Cyber security expert Nrupesh Soni says the TN security breach should be a wake-up call, so that people start understanding not to just give data away to anyone at any time.

Speaking to Desert FM yesterday, he urged citizens not to hand out identification documents to just anyone.

DECISIVE ACTION NEEDED TO REGAIN TRUST

He called on TN to take decisive action to regain the trust of the public and ensure client’s data is encrypted going forward.

“It shouldn’t even be accessible by their own employees without proper access systems in place, like most other countries do.
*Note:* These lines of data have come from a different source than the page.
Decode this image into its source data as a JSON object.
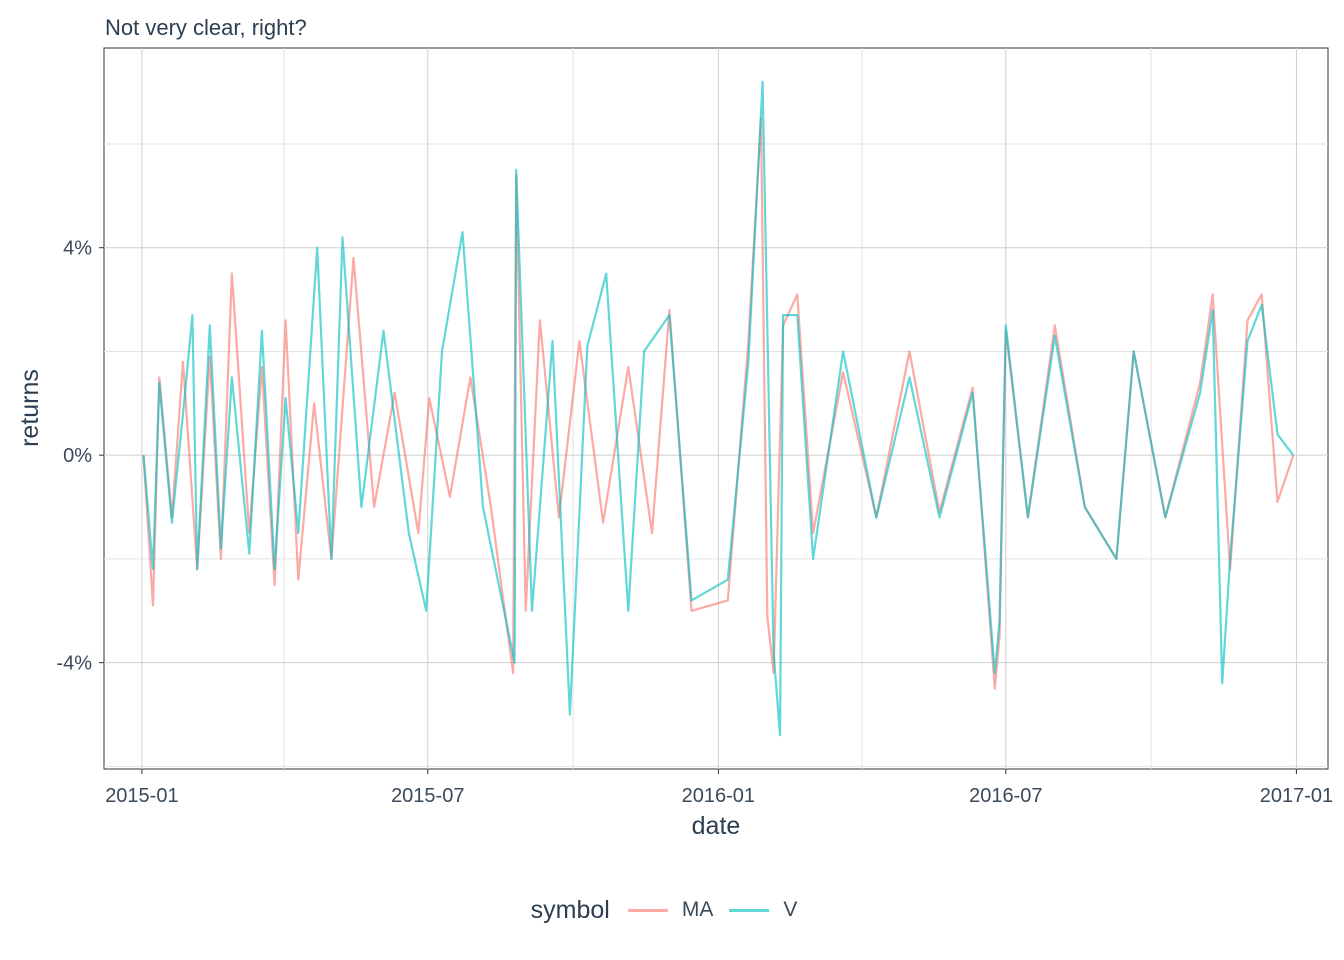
{
  "chart_data": {
    "type": "line",
    "title": "Not very clear, right?",
    "xlabel": "date",
    "ylabel": "returns",
    "x_range": [
      "2014-12-08",
      "2017-01-21"
    ],
    "ylim": [
      -0.0605,
      0.0785
    ],
    "x_ticks": [
      {
        "date": "2015-01-01",
        "label": "2015-01"
      },
      {
        "date": "2015-07-01",
        "label": "2015-07"
      },
      {
        "date": "2016-01-01",
        "label": "2016-01"
      },
      {
        "date": "2016-07-01",
        "label": "2016-07"
      },
      {
        "date": "2017-01-01",
        "label": "2017-01"
      }
    ],
    "y_ticks": [
      {
        "value": -0.04,
        "label": "-4%"
      },
      {
        "value": 0.0,
        "label": "0%"
      },
      {
        "value": 0.04,
        "label": "4%"
      }
    ],
    "grid": true,
    "legend": {
      "title": "symbol",
      "position": "bottom"
    },
    "series": [
      {
        "name": "MA",
        "color": "#F8766D",
        "points": [
          [
            "2015-01-02",
            0.0
          ],
          [
            "2015-01-08",
            -0.029
          ],
          [
            "2015-01-12",
            0.015
          ],
          [
            "2015-01-20",
            -0.012
          ],
          [
            "2015-01-27",
            0.018
          ],
          [
            "2015-02-05",
            -0.022
          ],
          [
            "2015-02-13",
            0.019
          ],
          [
            "2015-02-20",
            -0.02
          ],
          [
            "2015-02-27",
            0.035
          ],
          [
            "2015-03-10",
            -0.015
          ],
          [
            "2015-03-18",
            0.017
          ],
          [
            "2015-03-26",
            -0.025
          ],
          [
            "2015-04-02",
            0.026
          ],
          [
            "2015-04-10",
            -0.024
          ],
          [
            "2015-04-20",
            0.01
          ],
          [
            "2015-05-01",
            -0.02
          ],
          [
            "2015-05-15",
            0.038
          ],
          [
            "2015-05-28",
            -0.01
          ],
          [
            "2015-06-10",
            0.012
          ],
          [
            "2015-06-25",
            -0.015
          ],
          [
            "2015-07-02",
            0.011
          ],
          [
            "2015-07-15",
            -0.008
          ],
          [
            "2015-07-28",
            0.015
          ],
          [
            "2015-08-10",
            -0.01
          ],
          [
            "2015-08-24",
            -0.042
          ],
          [
            "2015-08-26",
            0.054
          ],
          [
            "2015-09-01",
            -0.03
          ],
          [
            "2015-09-10",
            0.026
          ],
          [
            "2015-09-22",
            -0.012
          ],
          [
            "2015-10-05",
            0.022
          ],
          [
            "2015-10-20",
            -0.013
          ],
          [
            "2015-11-05",
            0.017
          ],
          [
            "2015-11-20",
            -0.015
          ],
          [
            "2015-12-01",
            0.028
          ],
          [
            "2015-12-15",
            -0.03
          ],
          [
            "2016-01-07",
            -0.028
          ],
          [
            "2016-01-20",
            0.022
          ],
          [
            "2016-01-28",
            0.065
          ],
          [
            "2016-02-01",
            -0.031
          ],
          [
            "2016-02-05",
            -0.042
          ],
          [
            "2016-02-11",
            0.025
          ],
          [
            "2016-02-20",
            0.031
          ],
          [
            "2016-03-01",
            -0.015
          ],
          [
            "2016-03-20",
            0.016
          ],
          [
            "2016-04-10",
            -0.012
          ],
          [
            "2016-05-01",
            0.02
          ],
          [
            "2016-05-20",
            -0.011
          ],
          [
            "2016-06-10",
            0.013
          ],
          [
            "2016-06-24",
            -0.045
          ],
          [
            "2016-06-27",
            -0.035
          ],
          [
            "2016-07-01",
            0.024
          ],
          [
            "2016-07-15",
            -0.012
          ],
          [
            "2016-08-01",
            0.025
          ],
          [
            "2016-08-20",
            -0.01
          ],
          [
            "2016-09-09",
            -0.02
          ],
          [
            "2016-09-20",
            0.02
          ],
          [
            "2016-10-10",
            -0.012
          ],
          [
            "2016-11-01",
            0.014
          ],
          [
            "2016-11-09",
            0.031
          ],
          [
            "2016-11-20",
            -0.022
          ],
          [
            "2016-12-01",
            0.026
          ],
          [
            "2016-12-10",
            0.031
          ],
          [
            "2016-12-20",
            -0.009
          ],
          [
            "2016-12-30",
            0.0
          ]
        ]
      },
      {
        "name": "V",
        "color": "#00BFC4",
        "points": [
          [
            "2015-01-02",
            0.0
          ],
          [
            "2015-01-08",
            -0.022
          ],
          [
            "2015-01-12",
            0.014
          ],
          [
            "2015-01-20",
            -0.013
          ],
          [
            "2015-01-27",
            0.008
          ],
          [
            "2015-02-02",
            0.027
          ],
          [
            "2015-02-05",
            -0.022
          ],
          [
            "2015-02-13",
            0.025
          ],
          [
            "2015-02-20",
            -0.018
          ],
          [
            "2015-02-27",
            0.015
          ],
          [
            "2015-03-10",
            -0.019
          ],
          [
            "2015-03-18",
            0.024
          ],
          [
            "2015-03-26",
            -0.022
          ],
          [
            "2015-04-02",
            0.011
          ],
          [
            "2015-04-10",
            -0.015
          ],
          [
            "2015-04-22",
            0.04
          ],
          [
            "2015-05-01",
            -0.02
          ],
          [
            "2015-05-08",
            0.042
          ],
          [
            "2015-05-20",
            -0.01
          ],
          [
            "2015-06-03",
            0.024
          ],
          [
            "2015-06-19",
            -0.015
          ],
          [
            "2015-06-30",
            -0.03
          ],
          [
            "2015-07-10",
            0.02
          ],
          [
            "2015-07-23",
            0.043
          ],
          [
            "2015-08-05",
            -0.01
          ],
          [
            "2015-08-25",
            -0.04
          ],
          [
            "2015-08-26",
            0.055
          ],
          [
            "2015-09-05",
            -0.03
          ],
          [
            "2015-09-18",
            0.022
          ],
          [
            "2015-09-29",
            -0.05
          ],
          [
            "2015-10-10",
            0.021
          ],
          [
            "2015-10-22",
            0.035
          ],
          [
            "2015-11-05",
            -0.03
          ],
          [
            "2015-11-15",
            0.02
          ],
          [
            "2015-12-01",
            0.027
          ],
          [
            "2015-12-15",
            -0.028
          ],
          [
            "2016-01-07",
            -0.024
          ],
          [
            "2016-01-20",
            0.018
          ],
          [
            "2016-01-29",
            0.072
          ],
          [
            "2016-02-05",
            -0.038
          ],
          [
            "2016-02-09",
            -0.054
          ],
          [
            "2016-02-11",
            0.027
          ],
          [
            "2016-02-20",
            0.027
          ],
          [
            "2016-03-01",
            -0.02
          ],
          [
            "2016-03-20",
            0.02
          ],
          [
            "2016-04-10",
            -0.012
          ],
          [
            "2016-05-01",
            0.015
          ],
          [
            "2016-05-20",
            -0.012
          ],
          [
            "2016-06-10",
            0.012
          ],
          [
            "2016-06-24",
            -0.042
          ],
          [
            "2016-06-27",
            -0.032
          ],
          [
            "2016-07-01",
            0.025
          ],
          [
            "2016-07-15",
            -0.012
          ],
          [
            "2016-08-01",
            0.023
          ],
          [
            "2016-08-20",
            -0.01
          ],
          [
            "2016-09-09",
            -0.02
          ],
          [
            "2016-09-20",
            0.02
          ],
          [
            "2016-10-10",
            -0.012
          ],
          [
            "2016-11-01",
            0.012
          ],
          [
            "2016-11-09",
            0.028
          ],
          [
            "2016-11-15",
            -0.044
          ],
          [
            "2016-11-20",
            -0.02
          ],
          [
            "2016-12-01",
            0.022
          ],
          [
            "2016-12-10",
            0.029
          ],
          [
            "2016-12-20",
            0.004
          ],
          [
            "2016-12-30",
            0.0
          ]
        ]
      }
    ]
  }
}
But here, it seemed like it was on a server where everybody, all employees had access.”

Soni said the time frame provided to TN by the extortionist suggests that they could have called in outside help.

“I can’t say for sure that they could have prevented the situation, but when something like this happens and they had two weeks to work on it, they could have called in outside help.”

Soni said it’s understandable that TN didn’t want to pay the ransom or negotiate but knowing that so much data was at risk and still denying it, is where he believes people drew the line, especially industry players.

He urged citizens to be a bit more vigilant and not to click on any link forwarded to them via email or text.

On the issue of the policies passed to Cabinet by the information ministry, Soni said the enactment of the data protection legislation will help in holding organisations accountable when it comes to keeping private data safe.

“They will have to use it responsibly because otherwise there will be an impact on them. There will be fines and other punishments in place.

And that’s very critical because right now what’s happening is all the many state-owned enterprises call themselves the custodians of data,” he said.

Police inspector general Joseph Shikongo yesterday said he was not aware of any personal data of individuals leaked on social media.

Yesterday, Affirmative Repositioning (AR) leader Job Amupanda blamed the distribution of personal information of individuals, including president Nangolo Mbumba, on social media on the Namibia Central Intelligence Service (NCIS).

Amupanda described the leak as a “big intelligence failure”.

On Sunday, Amupanda on his social media said the hack was not just limited to TN but also involved other institutions, including commercial banks.

He said the country’s security institutions only focus on spying and intelligence, not national security.

“We are not safe with people who put Swapo and their stomach first, before national security,” he wrote on social media.

NCIS director general Benedict Likando did not answer numerous calls to his cellphone yesterday.